I started reading ‘The First Woman’ where I left off many months ago. Kirabo starts learning to think about her mother. Her second self had ‘started to fly out of her body and she had linked the two’. Looking back I remember all those moments of flying out of myself, of trying to remember things I knew but which had been buried under piles of sound proofed woollen blankets. I would muddle through silence waiting to hit upon something.
When I was 7 or 8 I threw a massive tantrum at my grandparents house. I ‘flew out’ and barricaded myself and my cousins in the ‘majher ghor,’ which stood by the balcony overlooking the beautiful Art Deco house next door. Rifts of songs would meander in through the metal grills or drifting gossip from voices in the corridor below would come to us just as we were falling asleep. My cousins didn’t fully understand why we needed to lock ourselves in but under the duress of love for me joined in my crusade in this room. I claimed ownership of that room for then for the past and the future. I was only 7 but somehow the forced ugliness of that day has stayed with me.
In the heat of that enclosed room we sat, drawn in to our selves, not subdued or upset just ourselves.
What do we do?
We wait
It isn’t fair that I dont have a room. I will stay here until they give me one.
Yes they agreed though a little uncertainly, perhaps wondering what might make them waver. What was to test our solidarity? hunger heat play time ?
We sat on the bed in the middle of the room while bits of light from the broken closed french shutters slanted over.
What should we do?
I dont know but I always wanted to look through that drawer.
Do you think we can?
I shrugged.
We huddled in front of the old dresser. It was a heavy looking antique with the gravitas of years of sitting in just that room. Dust had accumulated in the corners and cobwebs under its legs. I dragged open one of the drawers. There were letters there; Letters my uncle had written to his mother when he’d been living away from home. ‘Little adult’ I thought writing to his mum. I felt strangely grown up at that moment. I had sized up my uncle in that letter or sized him down and all the adults in the house. We went through all the letters written in blue Indian posts office proforma envelopes. We recited the words out loud written in beautiful cursive with a formality us bengalis never displayed in our own tongue. In between the baby blue gaps of the words I felt the grown up world reduced. My resentment, the burning anger that had forced me into the room started to disappear.
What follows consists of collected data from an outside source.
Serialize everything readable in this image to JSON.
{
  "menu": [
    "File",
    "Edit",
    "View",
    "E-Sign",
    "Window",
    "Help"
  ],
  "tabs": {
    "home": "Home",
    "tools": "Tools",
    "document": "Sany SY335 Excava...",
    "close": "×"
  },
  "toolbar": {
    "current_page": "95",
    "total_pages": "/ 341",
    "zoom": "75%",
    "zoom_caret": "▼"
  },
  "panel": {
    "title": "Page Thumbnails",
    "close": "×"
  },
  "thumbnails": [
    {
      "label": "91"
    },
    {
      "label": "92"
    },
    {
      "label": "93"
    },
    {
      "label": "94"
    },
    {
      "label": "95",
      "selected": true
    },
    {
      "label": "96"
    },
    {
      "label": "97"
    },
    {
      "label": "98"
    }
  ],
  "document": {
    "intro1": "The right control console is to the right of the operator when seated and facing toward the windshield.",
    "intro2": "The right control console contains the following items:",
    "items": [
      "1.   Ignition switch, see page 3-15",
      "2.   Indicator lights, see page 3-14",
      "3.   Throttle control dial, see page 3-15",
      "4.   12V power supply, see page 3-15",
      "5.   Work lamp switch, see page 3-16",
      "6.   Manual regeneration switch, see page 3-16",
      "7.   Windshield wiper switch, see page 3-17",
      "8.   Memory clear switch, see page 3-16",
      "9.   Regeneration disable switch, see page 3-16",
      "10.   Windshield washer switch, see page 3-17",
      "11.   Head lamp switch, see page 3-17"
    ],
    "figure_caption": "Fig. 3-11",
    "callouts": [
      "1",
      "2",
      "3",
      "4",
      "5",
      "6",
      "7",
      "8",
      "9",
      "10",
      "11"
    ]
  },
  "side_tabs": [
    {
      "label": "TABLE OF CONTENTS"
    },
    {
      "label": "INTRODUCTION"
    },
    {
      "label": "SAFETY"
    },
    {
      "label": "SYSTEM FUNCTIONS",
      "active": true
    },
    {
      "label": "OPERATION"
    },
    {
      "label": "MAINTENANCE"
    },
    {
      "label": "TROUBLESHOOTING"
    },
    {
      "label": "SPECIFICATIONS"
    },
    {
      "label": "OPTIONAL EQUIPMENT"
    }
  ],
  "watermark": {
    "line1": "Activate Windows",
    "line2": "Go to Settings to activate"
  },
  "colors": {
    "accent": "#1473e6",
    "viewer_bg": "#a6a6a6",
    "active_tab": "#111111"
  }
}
I don’t remember the end. The end doesn’t matter. Only fiction gives endings so much emphasis. It’s in the middle that things happen that matters melt into resolution while we’re waiting in the afternoon heat.
“A mosquito came zwinging. It must have gorged itself on someone because its song was slow and deep, unlike the skinny, high pitched hungry ones that flew as if crazed. Kirabo s eyes found it and followed it, followed it, and rising to her knees she clapped it so hard her palms burned.”
It’s uncanny how us bengali savarna produce these similar stories of our childhood homes. These antique filled dust laden houses where our selves were formed come barrelling out as soon we start writing. Kirabos mosquito reminded me of that. In truth I’ve spent more years abroad, more years in the unatmospheric presence of poky English terraced houses and streets. Its just that part of my childhood is untainted; it’s the time before the fall, before migration, before the sting of being clapped hard, emptied, deflated.